I am too young to have seen Pataudi, except in grainy Films Division footage made grainier via YouTube. I was lucky enough to watch a lot of Kohli. The fact that cameras came back to him after every ball in the field was not a cynical marketing ploy. In the flesh, you couldn't take your eyes off Kohli. He never stood still, he lived as if every ball held the promise of turning a match. Test cricket stands out from all others sports for its lifelike or novel-like pacing, the fact that it has lulls as well as periods of hair-raising intensity. With Kohli, there were no lulls.
On the field, India did not immediately miss Tiger Pataudi. Vijay Merchant's sacking of our greatest-ever captain was rewarded by our greatest year in Test cricket, 1971. There is no reason why this team, too, should not prosper under another leader, especially if Kohli returns to something like his best batting form.
Captain-defined eras should be rare, even for winning teams.
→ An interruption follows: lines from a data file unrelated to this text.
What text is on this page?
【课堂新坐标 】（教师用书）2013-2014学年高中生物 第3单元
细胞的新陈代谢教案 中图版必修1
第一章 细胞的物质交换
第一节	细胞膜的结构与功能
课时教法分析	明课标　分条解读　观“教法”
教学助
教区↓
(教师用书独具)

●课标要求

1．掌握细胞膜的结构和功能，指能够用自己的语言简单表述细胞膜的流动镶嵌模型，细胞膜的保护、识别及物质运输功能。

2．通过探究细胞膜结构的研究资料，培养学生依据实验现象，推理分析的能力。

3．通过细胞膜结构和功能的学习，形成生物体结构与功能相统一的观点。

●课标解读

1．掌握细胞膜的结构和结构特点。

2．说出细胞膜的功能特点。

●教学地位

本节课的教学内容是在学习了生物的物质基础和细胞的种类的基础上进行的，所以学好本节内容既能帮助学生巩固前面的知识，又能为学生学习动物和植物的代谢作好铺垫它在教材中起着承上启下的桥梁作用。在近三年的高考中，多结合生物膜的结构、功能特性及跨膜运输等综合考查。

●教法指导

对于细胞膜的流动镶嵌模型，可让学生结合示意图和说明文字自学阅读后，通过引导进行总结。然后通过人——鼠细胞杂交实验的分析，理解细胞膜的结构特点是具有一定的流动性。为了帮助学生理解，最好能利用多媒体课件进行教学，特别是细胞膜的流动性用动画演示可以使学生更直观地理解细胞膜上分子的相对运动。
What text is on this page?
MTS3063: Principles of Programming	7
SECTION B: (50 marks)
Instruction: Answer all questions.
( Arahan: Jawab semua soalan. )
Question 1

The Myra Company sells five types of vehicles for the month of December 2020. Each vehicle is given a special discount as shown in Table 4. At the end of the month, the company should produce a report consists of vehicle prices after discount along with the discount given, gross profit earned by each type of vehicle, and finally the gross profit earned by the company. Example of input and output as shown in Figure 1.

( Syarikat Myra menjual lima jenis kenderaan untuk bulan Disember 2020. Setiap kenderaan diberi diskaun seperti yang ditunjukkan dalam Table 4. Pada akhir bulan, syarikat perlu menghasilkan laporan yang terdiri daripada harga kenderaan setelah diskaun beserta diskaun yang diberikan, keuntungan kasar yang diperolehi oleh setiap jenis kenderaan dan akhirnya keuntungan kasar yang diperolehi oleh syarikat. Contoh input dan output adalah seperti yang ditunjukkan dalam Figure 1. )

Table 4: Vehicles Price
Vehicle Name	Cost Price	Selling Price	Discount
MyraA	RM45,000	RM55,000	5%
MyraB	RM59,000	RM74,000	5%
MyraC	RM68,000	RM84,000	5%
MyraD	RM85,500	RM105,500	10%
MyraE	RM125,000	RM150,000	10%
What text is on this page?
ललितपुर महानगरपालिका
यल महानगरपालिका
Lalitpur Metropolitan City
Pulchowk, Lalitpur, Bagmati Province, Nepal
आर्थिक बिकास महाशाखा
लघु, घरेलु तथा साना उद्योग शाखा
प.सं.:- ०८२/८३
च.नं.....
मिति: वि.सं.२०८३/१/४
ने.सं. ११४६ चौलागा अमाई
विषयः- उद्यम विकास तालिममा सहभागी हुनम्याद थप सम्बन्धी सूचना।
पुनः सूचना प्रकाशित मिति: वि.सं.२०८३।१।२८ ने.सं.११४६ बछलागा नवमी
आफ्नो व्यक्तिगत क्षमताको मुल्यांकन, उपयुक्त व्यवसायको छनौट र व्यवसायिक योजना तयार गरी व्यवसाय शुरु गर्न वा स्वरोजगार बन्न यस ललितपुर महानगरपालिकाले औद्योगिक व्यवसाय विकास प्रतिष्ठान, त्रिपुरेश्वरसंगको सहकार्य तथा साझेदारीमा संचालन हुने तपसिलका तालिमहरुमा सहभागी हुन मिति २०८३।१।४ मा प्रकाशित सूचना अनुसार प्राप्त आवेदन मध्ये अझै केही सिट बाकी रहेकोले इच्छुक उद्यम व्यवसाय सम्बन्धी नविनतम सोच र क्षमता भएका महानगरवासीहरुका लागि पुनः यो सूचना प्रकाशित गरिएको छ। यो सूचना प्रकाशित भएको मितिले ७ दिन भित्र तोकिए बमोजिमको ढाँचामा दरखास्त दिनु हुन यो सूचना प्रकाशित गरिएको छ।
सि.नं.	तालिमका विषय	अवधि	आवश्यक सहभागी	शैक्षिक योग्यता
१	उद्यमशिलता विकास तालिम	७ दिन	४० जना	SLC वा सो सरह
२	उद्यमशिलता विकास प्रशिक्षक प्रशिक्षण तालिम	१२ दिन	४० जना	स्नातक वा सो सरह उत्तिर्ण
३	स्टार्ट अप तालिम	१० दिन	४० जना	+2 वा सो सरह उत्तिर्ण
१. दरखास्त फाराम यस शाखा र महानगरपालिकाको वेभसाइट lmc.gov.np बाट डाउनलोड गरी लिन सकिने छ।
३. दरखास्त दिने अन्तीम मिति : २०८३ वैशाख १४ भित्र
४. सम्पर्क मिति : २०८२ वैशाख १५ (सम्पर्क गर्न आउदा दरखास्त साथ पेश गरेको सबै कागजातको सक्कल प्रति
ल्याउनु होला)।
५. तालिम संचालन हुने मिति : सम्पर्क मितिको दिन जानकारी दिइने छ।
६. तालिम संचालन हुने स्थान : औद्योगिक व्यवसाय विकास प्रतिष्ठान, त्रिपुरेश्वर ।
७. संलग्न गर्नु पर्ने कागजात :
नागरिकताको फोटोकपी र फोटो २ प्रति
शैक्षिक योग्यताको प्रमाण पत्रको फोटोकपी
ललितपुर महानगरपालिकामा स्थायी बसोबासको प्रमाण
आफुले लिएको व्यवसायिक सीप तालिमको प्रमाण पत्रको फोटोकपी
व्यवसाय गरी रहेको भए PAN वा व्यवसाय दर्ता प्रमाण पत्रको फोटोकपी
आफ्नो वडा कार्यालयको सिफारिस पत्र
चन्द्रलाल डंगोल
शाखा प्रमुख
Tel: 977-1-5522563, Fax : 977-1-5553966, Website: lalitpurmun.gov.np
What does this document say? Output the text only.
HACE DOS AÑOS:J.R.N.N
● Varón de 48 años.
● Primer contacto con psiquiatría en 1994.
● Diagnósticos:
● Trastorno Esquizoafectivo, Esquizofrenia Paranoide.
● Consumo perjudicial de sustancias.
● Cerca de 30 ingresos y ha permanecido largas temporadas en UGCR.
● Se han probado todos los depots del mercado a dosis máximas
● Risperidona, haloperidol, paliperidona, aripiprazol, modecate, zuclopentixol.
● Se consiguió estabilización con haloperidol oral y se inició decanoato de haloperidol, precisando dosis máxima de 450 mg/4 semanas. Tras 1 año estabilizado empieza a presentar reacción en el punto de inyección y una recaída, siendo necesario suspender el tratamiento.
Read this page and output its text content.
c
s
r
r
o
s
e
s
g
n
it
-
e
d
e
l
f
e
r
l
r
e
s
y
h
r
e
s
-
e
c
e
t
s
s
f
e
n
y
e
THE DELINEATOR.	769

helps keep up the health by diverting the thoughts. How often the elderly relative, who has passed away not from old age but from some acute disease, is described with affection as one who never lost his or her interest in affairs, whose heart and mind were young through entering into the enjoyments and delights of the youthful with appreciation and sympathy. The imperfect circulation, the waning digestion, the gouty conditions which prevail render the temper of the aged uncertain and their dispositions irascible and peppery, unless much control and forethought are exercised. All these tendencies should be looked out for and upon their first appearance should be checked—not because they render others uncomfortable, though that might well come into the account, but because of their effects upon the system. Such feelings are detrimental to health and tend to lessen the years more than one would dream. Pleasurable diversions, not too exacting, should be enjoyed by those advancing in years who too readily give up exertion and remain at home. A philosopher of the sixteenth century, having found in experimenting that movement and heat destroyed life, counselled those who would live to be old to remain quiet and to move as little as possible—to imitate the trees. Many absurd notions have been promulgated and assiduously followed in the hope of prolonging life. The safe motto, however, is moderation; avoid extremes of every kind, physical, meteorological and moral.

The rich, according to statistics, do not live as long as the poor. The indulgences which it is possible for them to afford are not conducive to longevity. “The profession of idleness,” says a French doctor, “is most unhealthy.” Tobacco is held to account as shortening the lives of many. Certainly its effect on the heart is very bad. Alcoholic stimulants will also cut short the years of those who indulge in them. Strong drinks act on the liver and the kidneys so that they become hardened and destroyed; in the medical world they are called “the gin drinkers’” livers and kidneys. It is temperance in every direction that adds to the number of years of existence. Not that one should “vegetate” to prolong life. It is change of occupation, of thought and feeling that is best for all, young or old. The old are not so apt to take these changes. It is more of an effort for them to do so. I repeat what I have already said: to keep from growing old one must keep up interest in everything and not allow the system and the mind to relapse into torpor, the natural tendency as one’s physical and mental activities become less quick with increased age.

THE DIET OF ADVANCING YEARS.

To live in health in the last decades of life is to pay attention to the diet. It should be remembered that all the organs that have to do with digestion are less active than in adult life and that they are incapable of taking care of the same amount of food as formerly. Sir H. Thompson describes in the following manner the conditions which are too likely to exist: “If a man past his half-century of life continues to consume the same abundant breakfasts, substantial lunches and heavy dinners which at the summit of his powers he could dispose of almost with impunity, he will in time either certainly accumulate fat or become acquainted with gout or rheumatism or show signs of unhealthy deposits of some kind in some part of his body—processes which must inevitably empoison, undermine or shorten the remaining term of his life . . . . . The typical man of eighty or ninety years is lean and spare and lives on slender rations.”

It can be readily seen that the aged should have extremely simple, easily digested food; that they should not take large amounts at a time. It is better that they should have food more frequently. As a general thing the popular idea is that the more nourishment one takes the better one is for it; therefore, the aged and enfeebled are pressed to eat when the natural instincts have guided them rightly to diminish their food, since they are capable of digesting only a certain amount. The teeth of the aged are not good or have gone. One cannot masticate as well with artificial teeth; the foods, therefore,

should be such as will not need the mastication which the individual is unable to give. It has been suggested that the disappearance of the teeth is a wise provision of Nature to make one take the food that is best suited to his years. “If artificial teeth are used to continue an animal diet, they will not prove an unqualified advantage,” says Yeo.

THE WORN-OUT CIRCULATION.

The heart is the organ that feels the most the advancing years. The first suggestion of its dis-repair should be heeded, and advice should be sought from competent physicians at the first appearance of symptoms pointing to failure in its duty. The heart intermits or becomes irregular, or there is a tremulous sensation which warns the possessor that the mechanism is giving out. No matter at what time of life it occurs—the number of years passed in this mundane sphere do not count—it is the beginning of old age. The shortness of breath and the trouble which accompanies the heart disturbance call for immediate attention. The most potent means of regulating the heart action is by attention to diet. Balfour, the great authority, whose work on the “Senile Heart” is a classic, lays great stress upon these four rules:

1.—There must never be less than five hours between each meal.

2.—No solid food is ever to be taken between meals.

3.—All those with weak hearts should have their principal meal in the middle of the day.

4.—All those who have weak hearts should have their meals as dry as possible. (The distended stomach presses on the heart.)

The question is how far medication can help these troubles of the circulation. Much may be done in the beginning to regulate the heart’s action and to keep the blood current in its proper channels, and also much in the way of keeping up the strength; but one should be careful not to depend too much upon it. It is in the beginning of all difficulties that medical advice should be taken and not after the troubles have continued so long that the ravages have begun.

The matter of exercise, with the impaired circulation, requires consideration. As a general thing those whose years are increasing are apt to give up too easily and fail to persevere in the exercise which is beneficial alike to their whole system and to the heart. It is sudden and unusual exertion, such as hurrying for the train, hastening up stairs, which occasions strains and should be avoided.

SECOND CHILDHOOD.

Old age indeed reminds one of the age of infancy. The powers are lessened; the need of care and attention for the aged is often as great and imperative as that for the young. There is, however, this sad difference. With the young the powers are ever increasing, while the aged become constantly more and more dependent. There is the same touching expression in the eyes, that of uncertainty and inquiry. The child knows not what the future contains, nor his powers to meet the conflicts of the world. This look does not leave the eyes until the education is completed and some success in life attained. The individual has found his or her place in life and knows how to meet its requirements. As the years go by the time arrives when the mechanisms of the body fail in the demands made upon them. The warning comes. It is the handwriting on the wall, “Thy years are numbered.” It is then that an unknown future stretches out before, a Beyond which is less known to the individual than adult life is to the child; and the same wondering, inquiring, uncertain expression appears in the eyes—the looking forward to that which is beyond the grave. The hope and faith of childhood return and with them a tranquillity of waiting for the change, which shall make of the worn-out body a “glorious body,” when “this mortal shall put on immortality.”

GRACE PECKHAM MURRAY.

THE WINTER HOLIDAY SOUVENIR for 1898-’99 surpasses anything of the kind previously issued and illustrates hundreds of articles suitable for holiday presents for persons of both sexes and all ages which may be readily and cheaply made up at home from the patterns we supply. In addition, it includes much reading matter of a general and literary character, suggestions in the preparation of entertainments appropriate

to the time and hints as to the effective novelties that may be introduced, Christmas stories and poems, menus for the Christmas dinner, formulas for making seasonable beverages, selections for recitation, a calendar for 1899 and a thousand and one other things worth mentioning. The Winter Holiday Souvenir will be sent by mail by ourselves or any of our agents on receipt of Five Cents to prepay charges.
Unlike in T20, the value of captaincy is over-rated in Tests. Tests are usually determined by the ability of the players in the given conditions, not tactics. As cricketing clichés go, "A captain is only as good as his team" is one of the better ones.
Fifty years later, it is Pataudi, not his statistically-superior successor, Ajit Wadekar, who is remembered. If Test cricket lives another fifty years, it is not going to forget the captaincy of Virat Kohli.
(Keshava Guha is a writer of literary and political journalism, and the author of 'Accidental Magic'.)